"Don't waste a perfectly good crisis, " is what I heard from a law firm managing partner whose firm has recently gone through some challenging times. It's not just a great lesson in optimism, it's important for us all to remember as we encounter and confront challenges – and identify the best ways to climb through them.
There is such a missed opportunity if we don't take the 30,000-foot view in a crisis, where the view and horizon are more expansive and brighter. Elevate above the crisis to see where the opportunities for change lie. Perhaps it's time to restructure: your team, responsibilities and accountability, your compensation system, other systems — such as marketing, business development, finance, technology.
In the May 2016 of Harvard Business Review, author Vijay Govindarajan writes about "planned opportunism." He says:
"The idea starts with recognizing that the future is unpredictable, shaped by nonlinear changes and chance events—the 'opportunism' part. How you as a leader respond is the 'planned' part. Planned opportunism requires sensitivity to weak signals—early evidence of emerging trends from which it is possible to deduce important changes in demography, technology, customer tastes and needs, and economic, environmental, regulatory, and political forces. Attention to weak signals gives rise to fresh perspectives and nonlinear thinking, which help an organization imagine and plan for various plausible futures."
Every leader should work on developing an uncanny sensitivity to weak signals – they're endemic in our organizations. We lull ourselves into believing that our organization is immune to all that, we want to ignore the signals, and hope our firms and colleagues are copacetic. And then we're surprised and really disappointed when key employees depart, when major clients fire the firm, when financial markets tumble and lines of credit dry up – as examples.
Govindarajan defines planned opportunism:
" . . . a systematic process not only for recognizing impending changes and ascertaining what opportunities they may offer but for developing experiments to distill and scale up promising nonlinear business ideas. It accomplishes three exceptionally important things for the enterprise: (1) It creates a circulatory system for new ideas; (2) it develops the capacity to prioritize, investigate, and act on those ideas; and (3) it builds an adaptive culture that embraces continual change. It will enable your organization to be proactive rather than reactive.

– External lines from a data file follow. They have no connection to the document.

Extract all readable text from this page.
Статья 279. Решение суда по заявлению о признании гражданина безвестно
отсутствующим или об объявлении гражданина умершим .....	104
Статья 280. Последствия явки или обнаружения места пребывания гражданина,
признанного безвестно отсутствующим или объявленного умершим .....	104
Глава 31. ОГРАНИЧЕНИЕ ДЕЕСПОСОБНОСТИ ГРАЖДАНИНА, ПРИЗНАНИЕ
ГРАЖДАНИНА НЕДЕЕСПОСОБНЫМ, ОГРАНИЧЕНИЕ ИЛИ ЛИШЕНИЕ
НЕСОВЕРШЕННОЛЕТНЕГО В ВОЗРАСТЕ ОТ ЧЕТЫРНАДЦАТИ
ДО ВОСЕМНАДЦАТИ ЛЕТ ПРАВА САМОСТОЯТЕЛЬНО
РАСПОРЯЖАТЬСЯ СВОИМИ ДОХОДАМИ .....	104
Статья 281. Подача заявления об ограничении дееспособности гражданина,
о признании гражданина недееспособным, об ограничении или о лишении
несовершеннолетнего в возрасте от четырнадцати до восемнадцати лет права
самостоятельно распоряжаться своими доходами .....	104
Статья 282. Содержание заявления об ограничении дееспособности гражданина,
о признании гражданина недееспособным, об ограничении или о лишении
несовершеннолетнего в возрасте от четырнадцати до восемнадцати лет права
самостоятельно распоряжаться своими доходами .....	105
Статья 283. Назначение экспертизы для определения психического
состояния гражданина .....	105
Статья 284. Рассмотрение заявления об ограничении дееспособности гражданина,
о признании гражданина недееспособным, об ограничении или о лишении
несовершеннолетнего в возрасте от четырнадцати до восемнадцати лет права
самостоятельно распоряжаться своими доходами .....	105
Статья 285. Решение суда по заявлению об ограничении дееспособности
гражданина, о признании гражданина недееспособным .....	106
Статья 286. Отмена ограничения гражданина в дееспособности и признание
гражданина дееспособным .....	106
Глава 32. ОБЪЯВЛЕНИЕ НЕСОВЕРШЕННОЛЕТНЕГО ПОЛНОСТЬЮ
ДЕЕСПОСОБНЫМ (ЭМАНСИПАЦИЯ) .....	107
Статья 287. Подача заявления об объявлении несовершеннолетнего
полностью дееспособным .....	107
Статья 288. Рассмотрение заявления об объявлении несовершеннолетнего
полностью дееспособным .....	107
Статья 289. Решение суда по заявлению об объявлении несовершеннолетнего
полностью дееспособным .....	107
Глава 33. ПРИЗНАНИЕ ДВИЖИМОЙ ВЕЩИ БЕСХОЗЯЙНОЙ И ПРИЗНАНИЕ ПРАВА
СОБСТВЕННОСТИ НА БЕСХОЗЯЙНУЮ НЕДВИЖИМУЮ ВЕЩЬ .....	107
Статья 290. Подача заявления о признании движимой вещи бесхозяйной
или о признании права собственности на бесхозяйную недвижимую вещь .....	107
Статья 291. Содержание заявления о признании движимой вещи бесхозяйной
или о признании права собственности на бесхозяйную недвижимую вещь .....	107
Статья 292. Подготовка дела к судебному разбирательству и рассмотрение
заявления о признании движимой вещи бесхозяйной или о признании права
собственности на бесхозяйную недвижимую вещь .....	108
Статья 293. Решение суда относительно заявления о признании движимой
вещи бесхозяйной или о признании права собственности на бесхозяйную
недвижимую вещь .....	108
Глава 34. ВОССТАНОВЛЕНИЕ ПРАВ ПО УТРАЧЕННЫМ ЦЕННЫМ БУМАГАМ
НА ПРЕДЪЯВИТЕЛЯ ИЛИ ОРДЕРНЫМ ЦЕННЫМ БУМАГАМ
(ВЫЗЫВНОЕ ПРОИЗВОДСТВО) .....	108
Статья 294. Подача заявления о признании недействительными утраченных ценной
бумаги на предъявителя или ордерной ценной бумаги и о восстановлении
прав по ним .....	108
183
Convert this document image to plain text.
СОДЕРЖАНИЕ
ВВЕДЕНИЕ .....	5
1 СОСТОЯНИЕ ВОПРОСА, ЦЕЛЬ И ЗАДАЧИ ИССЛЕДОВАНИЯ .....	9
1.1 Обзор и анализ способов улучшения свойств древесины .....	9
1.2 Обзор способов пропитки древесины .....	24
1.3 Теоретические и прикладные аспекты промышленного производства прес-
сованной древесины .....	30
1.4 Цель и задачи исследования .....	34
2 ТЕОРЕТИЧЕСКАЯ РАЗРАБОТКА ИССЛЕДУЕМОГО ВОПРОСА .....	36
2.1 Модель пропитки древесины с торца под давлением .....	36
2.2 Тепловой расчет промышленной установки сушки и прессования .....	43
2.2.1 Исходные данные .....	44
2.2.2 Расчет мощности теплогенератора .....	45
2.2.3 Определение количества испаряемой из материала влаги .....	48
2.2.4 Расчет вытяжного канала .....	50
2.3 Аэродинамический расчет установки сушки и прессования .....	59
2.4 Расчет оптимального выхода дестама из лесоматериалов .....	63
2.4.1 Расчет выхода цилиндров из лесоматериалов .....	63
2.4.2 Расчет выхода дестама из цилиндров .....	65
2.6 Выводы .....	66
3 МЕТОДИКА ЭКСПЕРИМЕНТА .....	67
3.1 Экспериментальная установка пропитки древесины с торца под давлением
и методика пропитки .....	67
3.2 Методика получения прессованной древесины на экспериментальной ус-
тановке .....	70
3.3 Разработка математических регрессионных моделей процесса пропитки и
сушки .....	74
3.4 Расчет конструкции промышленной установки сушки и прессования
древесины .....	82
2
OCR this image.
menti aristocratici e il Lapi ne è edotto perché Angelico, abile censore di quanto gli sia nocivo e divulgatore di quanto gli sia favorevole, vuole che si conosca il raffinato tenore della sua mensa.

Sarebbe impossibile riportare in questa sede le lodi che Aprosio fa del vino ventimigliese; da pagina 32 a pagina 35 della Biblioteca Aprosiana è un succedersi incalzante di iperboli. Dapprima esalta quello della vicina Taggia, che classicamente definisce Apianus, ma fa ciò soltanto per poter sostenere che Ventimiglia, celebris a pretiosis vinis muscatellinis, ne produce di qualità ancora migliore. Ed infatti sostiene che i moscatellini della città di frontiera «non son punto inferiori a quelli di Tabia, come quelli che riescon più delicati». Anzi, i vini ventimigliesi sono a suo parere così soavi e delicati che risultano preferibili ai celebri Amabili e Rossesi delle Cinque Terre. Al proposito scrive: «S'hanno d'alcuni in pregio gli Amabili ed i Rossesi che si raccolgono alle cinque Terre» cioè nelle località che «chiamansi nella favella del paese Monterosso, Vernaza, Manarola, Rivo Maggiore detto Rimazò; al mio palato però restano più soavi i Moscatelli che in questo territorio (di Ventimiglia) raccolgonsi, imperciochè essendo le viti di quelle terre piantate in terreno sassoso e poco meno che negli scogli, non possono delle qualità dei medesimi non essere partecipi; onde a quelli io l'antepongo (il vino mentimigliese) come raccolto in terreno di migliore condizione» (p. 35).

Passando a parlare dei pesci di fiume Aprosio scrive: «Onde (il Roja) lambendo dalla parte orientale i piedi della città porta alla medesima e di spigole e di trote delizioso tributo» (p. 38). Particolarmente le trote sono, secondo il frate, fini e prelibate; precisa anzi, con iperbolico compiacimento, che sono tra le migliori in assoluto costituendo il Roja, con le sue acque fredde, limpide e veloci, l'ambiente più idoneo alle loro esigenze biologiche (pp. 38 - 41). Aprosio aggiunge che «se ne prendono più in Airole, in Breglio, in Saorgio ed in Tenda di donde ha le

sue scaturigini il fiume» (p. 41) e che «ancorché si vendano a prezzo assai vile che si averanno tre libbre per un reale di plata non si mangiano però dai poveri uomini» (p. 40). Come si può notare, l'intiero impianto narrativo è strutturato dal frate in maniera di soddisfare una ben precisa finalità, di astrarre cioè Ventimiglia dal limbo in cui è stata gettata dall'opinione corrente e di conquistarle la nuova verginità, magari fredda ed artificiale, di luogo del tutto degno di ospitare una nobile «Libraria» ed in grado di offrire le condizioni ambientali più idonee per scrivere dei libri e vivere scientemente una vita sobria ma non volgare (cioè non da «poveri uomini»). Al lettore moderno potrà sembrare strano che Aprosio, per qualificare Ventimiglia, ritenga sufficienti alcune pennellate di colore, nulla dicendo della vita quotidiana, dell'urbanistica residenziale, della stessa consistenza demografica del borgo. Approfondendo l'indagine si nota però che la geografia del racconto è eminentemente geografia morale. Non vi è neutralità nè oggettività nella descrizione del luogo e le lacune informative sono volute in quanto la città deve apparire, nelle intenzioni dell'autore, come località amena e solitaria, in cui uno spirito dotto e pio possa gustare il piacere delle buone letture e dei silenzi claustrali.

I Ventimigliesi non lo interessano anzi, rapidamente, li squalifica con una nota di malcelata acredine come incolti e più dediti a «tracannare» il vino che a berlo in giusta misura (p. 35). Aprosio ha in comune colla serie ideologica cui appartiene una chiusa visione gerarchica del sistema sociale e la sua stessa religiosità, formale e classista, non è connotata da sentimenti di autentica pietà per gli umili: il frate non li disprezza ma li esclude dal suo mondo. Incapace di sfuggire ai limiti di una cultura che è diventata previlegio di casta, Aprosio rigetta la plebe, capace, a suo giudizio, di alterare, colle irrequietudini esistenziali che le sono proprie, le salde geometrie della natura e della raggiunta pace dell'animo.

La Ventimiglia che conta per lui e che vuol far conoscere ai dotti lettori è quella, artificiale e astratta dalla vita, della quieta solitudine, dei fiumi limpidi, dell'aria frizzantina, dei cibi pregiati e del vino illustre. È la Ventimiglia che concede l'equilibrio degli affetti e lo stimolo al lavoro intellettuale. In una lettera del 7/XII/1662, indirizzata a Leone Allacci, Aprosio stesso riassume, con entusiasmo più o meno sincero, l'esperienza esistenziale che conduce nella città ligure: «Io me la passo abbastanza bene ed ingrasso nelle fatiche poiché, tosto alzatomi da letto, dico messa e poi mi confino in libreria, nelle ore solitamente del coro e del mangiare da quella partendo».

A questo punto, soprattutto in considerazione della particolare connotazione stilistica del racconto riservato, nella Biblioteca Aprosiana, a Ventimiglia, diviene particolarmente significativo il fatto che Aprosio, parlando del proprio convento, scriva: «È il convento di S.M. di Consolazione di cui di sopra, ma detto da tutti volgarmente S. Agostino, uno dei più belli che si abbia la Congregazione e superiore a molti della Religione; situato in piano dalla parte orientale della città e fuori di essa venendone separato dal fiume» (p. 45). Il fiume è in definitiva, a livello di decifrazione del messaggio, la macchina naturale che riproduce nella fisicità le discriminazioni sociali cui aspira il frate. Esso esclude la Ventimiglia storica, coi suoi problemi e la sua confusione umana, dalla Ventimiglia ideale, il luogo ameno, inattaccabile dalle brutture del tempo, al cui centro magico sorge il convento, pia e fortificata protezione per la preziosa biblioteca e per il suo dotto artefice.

To be sure, planned opportunism can accommodate scenario planning and other conventional tools and cultural aspirations, such as a flatter organization and a more empowered workforce. But it is not just an event, an activity, or a tool. It is a discipline encompassing processes and behaviors across many functions that will strengthen resiliency and lead to growth."
This is all good, but it really requires a full-on reorg and a complete overhaul of firm leaders' thinking. If you take nothing away from this article other than, "Don't waste a perfectly good crisis," you'll be well on your way to better managing change and identifying the weak signals in your firm that you can conquer. Start there.
"Businesses and CEOs often don’t know how best to think about the future, much less to act on it. Although they rightly concede that it is unpredictable, they may think of it as a far-off point on the horizon—a reality they’ll deal with when the time comes. But the future is not a far-off point. Rather, it is like a software program that is continually updated: It arrives in daily doses that must be noticed and understood. Only by working toward the future day by day can your enterprise respond resiliently when it encounters nonlinear opportunities or, equally likely, menacing threats.
"Planned opportunism is a strategy for exerting some control over unpredictable circumstances before they occur. Of course, this involves one of life’s most persistent conundrums. As Elizabeth Gilbert writes in her memoir Eat, Pray, Love, 'We gallop through our lives like circus performers balancing on two speeding side-by-side horses—one foot is on the horse called ‘fate,’ the other on the horse called ‘free will.’ And the question you have to ask every day is—which horse is which? Which horse do I need to stop worrying about because it’s not under my control, and which do I need to steer with concentrated effort?'
Though Gilbert is writing about personal conduct, her metaphor applies equally well to organizations and their leaders. Across every activity a business must continually ask itself, 'Which horse is which?' The horse of free will can be steered, but the horse of fate cannot. Planned opportunism demands that leaders spend their energies and attention on the former.